Patriarch Kirill of Moscow and All Russia has called on priests not to attend talk shows, the Moscow Patriarchate reported.
“I am calling on priests not to take part in talk shows. It is often unknown what people attend them for - to defend a person or an idea or to promote themselves, or to defeat someone,” the head of the Russian Orthodox Church said.
“This is not our style, not our word. We have laypeople who may take part in a talk show, if they wish, without subjecting the Church to censure but defending the Christian moral stand,” the patriarch said.
“Totally quitting televised public discussions would be wrong,” the Church leader said.
Patriarch Kirill delivered that speech to bishops and priests during a meal that followed a liturgy in the Christ the Savior Cathedral on Sunday. The Moscow Patriarchate published the transcript of the speech on Wednesday.
Earlier the patriarch already called on clergy to be cautious about what they say on social networking websites as “careless, or even sometimes shocking statements by certain clerics” cast a shadow on the entire Church.
The Church has been involved in a number of high-profile scandals recently. Top Church officials have been criticized by bloggers and opposition activists for their support to authorities during recent parliamentary and presidential elections and for their “lavish” lifestyles.
Patriarch Kirill also said “shallow people, including, unfortunately, some of those in cassocks,” often make “hasty and often wrong judgments” when assessing the situation, instead of being guided by spiritual values.
“Our task is to never betray Christ or the cause he gave us. So for us, the guiding principle is not public opinion, positive or negative assessments or the number of ‘likes’ in Internet posts, but what God reveals to us in prayer and spiritual experience,” he said.

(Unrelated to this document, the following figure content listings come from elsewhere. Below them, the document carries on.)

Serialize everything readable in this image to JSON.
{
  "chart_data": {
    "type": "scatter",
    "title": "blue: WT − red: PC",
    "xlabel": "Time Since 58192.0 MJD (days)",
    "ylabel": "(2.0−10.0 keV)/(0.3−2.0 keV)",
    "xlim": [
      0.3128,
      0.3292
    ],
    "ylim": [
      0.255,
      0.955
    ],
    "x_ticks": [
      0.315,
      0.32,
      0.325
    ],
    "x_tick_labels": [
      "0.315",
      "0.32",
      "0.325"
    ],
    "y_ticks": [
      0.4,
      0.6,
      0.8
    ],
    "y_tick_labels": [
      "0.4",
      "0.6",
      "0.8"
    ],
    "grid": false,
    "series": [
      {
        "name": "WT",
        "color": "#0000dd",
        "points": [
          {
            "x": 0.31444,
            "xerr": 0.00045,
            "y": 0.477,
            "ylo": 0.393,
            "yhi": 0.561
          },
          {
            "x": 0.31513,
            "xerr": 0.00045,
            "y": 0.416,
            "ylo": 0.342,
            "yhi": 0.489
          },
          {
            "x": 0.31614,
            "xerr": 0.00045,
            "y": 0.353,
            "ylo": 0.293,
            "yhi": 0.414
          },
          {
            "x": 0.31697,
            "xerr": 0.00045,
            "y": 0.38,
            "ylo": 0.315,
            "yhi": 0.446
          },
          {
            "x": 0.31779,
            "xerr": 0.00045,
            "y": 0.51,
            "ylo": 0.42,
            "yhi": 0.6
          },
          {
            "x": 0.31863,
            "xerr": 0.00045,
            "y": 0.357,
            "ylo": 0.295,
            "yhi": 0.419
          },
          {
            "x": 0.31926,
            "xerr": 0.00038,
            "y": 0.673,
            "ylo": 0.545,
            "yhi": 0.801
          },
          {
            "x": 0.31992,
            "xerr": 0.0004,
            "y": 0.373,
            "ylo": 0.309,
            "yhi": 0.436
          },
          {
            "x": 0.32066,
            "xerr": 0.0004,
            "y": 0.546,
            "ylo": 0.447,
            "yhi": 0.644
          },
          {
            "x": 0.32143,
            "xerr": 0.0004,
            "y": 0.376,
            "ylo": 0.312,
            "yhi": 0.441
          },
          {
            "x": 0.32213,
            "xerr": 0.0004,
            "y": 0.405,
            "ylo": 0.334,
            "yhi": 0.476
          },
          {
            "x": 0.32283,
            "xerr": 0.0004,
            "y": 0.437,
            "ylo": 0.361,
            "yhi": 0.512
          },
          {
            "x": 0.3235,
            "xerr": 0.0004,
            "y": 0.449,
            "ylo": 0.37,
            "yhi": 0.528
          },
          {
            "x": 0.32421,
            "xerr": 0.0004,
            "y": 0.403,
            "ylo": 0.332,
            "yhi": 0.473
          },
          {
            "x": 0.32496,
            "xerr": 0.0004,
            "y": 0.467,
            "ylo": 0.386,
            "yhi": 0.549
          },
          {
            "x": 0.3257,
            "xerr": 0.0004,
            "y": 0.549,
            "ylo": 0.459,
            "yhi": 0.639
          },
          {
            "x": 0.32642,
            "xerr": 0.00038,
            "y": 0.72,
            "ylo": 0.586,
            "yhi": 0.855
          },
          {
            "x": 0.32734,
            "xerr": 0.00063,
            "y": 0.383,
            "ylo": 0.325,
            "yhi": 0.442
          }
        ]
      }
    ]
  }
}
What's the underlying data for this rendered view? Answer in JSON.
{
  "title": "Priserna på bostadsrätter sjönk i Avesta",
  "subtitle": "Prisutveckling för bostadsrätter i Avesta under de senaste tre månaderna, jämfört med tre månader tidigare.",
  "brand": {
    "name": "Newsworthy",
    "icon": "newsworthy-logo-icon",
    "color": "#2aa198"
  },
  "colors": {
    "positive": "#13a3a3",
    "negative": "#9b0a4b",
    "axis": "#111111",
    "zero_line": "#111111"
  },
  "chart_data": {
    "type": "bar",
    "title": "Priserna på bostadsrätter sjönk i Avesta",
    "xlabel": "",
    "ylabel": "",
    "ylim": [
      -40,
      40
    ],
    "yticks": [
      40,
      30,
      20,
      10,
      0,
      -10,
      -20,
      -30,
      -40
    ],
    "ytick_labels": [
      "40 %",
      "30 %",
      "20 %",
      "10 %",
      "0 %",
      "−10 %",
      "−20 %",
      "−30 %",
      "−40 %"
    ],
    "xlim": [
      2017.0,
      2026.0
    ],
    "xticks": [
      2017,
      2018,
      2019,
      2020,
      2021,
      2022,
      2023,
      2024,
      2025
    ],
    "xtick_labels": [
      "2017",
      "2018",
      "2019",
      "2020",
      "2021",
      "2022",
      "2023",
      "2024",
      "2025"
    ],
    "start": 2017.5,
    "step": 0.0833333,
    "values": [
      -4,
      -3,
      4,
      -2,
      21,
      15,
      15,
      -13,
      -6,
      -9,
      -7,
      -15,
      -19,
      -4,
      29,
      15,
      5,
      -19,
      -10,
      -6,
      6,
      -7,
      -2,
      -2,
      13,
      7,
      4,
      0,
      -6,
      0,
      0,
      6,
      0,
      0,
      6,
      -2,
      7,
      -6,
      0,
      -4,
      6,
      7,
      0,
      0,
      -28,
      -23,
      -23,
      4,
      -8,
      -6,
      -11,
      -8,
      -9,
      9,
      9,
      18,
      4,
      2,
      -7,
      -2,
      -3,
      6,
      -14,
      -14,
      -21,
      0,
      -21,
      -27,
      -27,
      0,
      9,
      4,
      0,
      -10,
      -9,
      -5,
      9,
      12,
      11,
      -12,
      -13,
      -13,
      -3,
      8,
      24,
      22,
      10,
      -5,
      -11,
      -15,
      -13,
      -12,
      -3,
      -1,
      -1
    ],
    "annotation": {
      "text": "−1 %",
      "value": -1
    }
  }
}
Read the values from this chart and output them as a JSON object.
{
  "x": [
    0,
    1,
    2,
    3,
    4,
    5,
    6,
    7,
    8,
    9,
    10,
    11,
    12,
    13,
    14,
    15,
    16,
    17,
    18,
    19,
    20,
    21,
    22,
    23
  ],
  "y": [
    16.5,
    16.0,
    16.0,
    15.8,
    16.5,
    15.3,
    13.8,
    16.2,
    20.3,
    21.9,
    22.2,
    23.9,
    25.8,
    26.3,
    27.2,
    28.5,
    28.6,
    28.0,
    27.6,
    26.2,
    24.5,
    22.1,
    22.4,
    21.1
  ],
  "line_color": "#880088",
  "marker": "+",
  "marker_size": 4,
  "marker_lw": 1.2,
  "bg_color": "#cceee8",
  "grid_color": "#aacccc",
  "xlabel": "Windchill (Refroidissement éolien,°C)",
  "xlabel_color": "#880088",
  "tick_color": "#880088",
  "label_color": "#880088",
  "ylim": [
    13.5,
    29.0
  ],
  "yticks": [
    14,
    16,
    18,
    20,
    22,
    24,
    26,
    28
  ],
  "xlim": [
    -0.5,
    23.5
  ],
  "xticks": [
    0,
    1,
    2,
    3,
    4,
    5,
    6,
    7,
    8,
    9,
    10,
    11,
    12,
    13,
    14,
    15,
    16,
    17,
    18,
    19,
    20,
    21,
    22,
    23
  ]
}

About 65,000 Orthodox Church believers gathered at Moscow’s Christ the Savior Cathedral on Sunday for a nationwide prayer in defense of the faith and of desecrated sacred objects, according to assessments of Russia's Interior Ministry. The mass prayer followed a recent series of sacred object desecrations across Russia.
Vandalism and church desecration cases have become more frequent in Russia after a female punk group performed what it called “a punk prayer” in February next to the Christ the Savior Cathedral’s main altar, which is off-limits to all but priests. Five group members, clad in balaclavas, chanted a song entitled “Holy Sh*t” against Prime Minister Vladimir Putin that also contained words insulting to Patriarch Kirill.
Priests and believers also prayed on Sunday that those who had desecrated sacred objects in a series of recent blasphemous actions across Russia change their ways, and for good reputation of the Church.